L’immunité progresse-t-elle plus vite que l’on ne pense ? Deux études récemment publiées dans de grandes revues scientifiques suggèrent que de nombreux enfants ont développé une immunité contre le virus sans y avoir été infecté. La première, parue le 6 novembre dans la revue Science, estime que 44% des enfants ont développé des anticorps efficaces contre la Covid-19 sans même avoir été infectés. Les chercheurs britanniques avancent que l’exposition à d’autres coronavirus ont conduit leur organisme à développer une réponse immunitaire efficace contre le nouveau coronavirus SARS-CoV-2. La seconde étude, présentée le 11 novembre dans la revue Nature Communications, affirme que certains enfants ont développé une réponse immunitaire suite à une exposition chronique au virus SARS-CoV-2 de leurs parents.
Les enfants mieux protégés que les adultes
L’exposition à d’autres coronavirus protégerait près d’un enfant sur deux contre une infection au nouveau coronavirus SARS-CoV-2. Des chercheurs britanniques ont mené une étude sur 302 personnes mineures, comparant les résultats sanguins de patients atteints du virus à ceux de volontaires qui ne l’ont pas attrapé. Ils ont constaté que 43,8% des enfants et adolescents de 1 à 16 ans qui n’ont pas contracté le virus sont porteurs d’anticorps IgG qui protègent contre une infection à la Covid-19.
Les chercheurs estiment que ces résultats sont importants dans le cadre de la lutte contre la pandémie. “Nos résultats montrent que les enfants sont beaucoup plus susceptibles de développer des anticorps à réaction croisée que les adultes, poursuit Kevin Ng, auteur de l’étude. Des recherches supplémentaires sont nécessaires pour comprendre pourquoi, mais cela pourrait être dû au fait que les enfants sont plus régulièrement exposés à d’autres coronavirus.”

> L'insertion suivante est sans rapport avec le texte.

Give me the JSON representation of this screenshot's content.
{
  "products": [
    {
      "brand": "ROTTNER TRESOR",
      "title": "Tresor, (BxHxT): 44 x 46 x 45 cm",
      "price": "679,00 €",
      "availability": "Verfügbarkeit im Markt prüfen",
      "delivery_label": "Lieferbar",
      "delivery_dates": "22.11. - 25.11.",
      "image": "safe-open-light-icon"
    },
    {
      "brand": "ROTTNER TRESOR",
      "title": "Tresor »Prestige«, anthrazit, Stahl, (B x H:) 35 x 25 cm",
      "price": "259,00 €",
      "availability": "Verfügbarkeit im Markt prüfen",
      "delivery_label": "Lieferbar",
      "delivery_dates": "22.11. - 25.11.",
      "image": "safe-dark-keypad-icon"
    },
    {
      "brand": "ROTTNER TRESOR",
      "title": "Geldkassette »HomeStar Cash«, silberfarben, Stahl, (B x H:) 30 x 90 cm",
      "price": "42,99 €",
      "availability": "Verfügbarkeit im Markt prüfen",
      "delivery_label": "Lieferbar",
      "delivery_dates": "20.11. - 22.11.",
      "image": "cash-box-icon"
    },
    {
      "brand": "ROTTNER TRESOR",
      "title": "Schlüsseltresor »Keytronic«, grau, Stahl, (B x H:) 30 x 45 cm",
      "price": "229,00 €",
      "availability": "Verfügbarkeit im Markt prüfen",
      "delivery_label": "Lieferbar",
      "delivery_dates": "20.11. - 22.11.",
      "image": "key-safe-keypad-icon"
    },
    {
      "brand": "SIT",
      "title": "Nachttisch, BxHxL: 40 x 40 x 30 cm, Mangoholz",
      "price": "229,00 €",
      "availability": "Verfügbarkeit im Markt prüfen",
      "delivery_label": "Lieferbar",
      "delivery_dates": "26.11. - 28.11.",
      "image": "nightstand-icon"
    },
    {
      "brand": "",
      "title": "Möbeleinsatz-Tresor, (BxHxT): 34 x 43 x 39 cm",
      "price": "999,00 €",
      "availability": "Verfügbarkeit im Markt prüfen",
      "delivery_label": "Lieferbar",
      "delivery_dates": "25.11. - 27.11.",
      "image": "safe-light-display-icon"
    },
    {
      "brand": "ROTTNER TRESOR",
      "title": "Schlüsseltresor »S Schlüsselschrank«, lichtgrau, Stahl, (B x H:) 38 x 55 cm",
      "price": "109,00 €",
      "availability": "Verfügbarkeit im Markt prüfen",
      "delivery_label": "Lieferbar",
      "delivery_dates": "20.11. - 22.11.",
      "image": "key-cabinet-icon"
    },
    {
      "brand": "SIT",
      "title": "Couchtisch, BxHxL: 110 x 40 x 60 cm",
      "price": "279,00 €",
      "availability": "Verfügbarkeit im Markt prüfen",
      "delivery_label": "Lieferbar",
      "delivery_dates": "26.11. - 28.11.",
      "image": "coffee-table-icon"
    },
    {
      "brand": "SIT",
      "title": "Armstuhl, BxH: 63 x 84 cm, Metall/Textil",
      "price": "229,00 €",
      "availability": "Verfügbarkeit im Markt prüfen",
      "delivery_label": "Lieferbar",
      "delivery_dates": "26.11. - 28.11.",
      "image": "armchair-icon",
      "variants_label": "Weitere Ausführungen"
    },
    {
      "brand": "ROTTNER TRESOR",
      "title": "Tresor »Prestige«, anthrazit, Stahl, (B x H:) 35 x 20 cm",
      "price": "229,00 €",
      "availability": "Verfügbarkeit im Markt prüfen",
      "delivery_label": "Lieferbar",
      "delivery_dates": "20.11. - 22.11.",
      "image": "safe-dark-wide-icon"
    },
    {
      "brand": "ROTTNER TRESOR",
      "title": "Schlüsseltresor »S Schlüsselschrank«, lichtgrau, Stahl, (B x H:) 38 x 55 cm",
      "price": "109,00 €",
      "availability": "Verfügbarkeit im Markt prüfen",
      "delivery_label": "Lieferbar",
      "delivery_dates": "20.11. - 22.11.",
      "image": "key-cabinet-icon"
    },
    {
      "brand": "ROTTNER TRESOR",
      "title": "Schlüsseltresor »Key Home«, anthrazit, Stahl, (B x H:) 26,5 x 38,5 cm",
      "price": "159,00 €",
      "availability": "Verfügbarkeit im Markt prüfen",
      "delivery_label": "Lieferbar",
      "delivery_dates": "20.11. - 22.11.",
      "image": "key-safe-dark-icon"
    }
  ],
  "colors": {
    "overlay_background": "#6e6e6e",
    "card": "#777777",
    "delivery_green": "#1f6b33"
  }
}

Ces recherches complémentaires doivent montrer, notamment, pourquoi les adultes qui auraient été exposé à d’autres coronavirus durant leur vie n’ont pas conservé les anticorps qui pourrait les protéger contre la Covid-19. Le Dr. Stephen J. Elledge, professeur de génétique à l'école de médecine de Harvard, a estimé au New York Times que ces anticorps et les cellules mémoires qui les accompagnent disparaissent avec le temps.

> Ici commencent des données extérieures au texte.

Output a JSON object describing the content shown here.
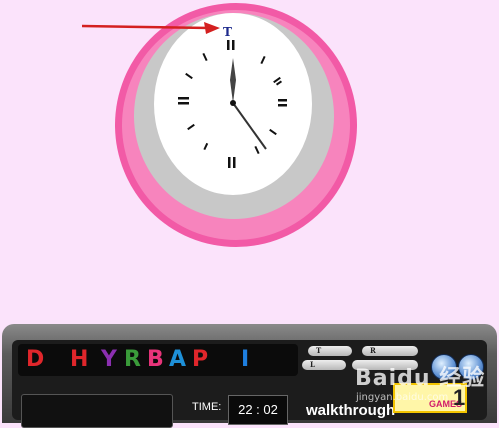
{
  "clock": {
    "top_letter": "T",
    "hour_hand_time": "12",
    "minute_hand_minutes": 22
  },
  "hud": {
    "letters": [
      {
        "char": "D",
        "color": "#e0262b"
      },
      {
        "char": "H",
        "color": "#e0262b"
      },
      {
        "char": "Y",
        "color": "#8b2fb0"
      },
      {
        "char": "R",
        "color": "#3a9b3a"
      },
      {
        "char": "B",
        "color": "#e8347a"
      },
      {
        "char": "A",
        "color": "#1e90d8"
      },
      {
        "char": "P",
        "color": "#e0262b"
      },
      {
        "char": "I",
        "color": "#1e7fe0"
      }
    ],
    "slots": [
      "T",
      "R",
      "L",
      ""
    ],
    "time_label": "TIME:",
    "time_value": "22 : 02",
    "walkthrough_label": "walkthrough",
    "logo_text": "GAMES",
    "logo_number": "1"
  },
  "watermark": {
    "text": "Baidu 经验",
    "sub": "jingyan.baidu.com"
  },
  "colors": {
    "background": "#fbe3fb",
    "clock_outer_ring": "#f25aa6",
    "clock_inner_ring": "#c8c8c8",
    "clock_face": "#ffffff",
    "arrow": "#d42020"
  }
}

Pas d’infection mais des anticorps
La famille jouerait un rôle important dans la formation d’anticorps efficace contre la Covid-19 chez les enfants. Des chercheurs australiens du Murdoch Children's Research Institute (MCRI) ont montré que le contact continue auprès de leurs parents infectés par le virus ont conduit leur organisme à développer ces anticorps malgré des résultats négatifs au dépistage chez ces enfants. Les auteurs de l’étude ont examiné le profil immunitaire d'une famille de Melbourne de deux parents atteints de la Covid-19 avec des symptômes et de leurs trois enfants en âge d'aller à l'école primaire. Des échantillons de sang, de salive, de nez et de gorge, de selles et d'urine ont été prélevés dans la famille tous les 2-3 jours. Les chercheurs ont trouvé des anticorps spécifiques du SRAS-CoV-2 dans la salive de tous les membres de la famille et lors de tests sérologiques détaillés par rapport à des témoins sains.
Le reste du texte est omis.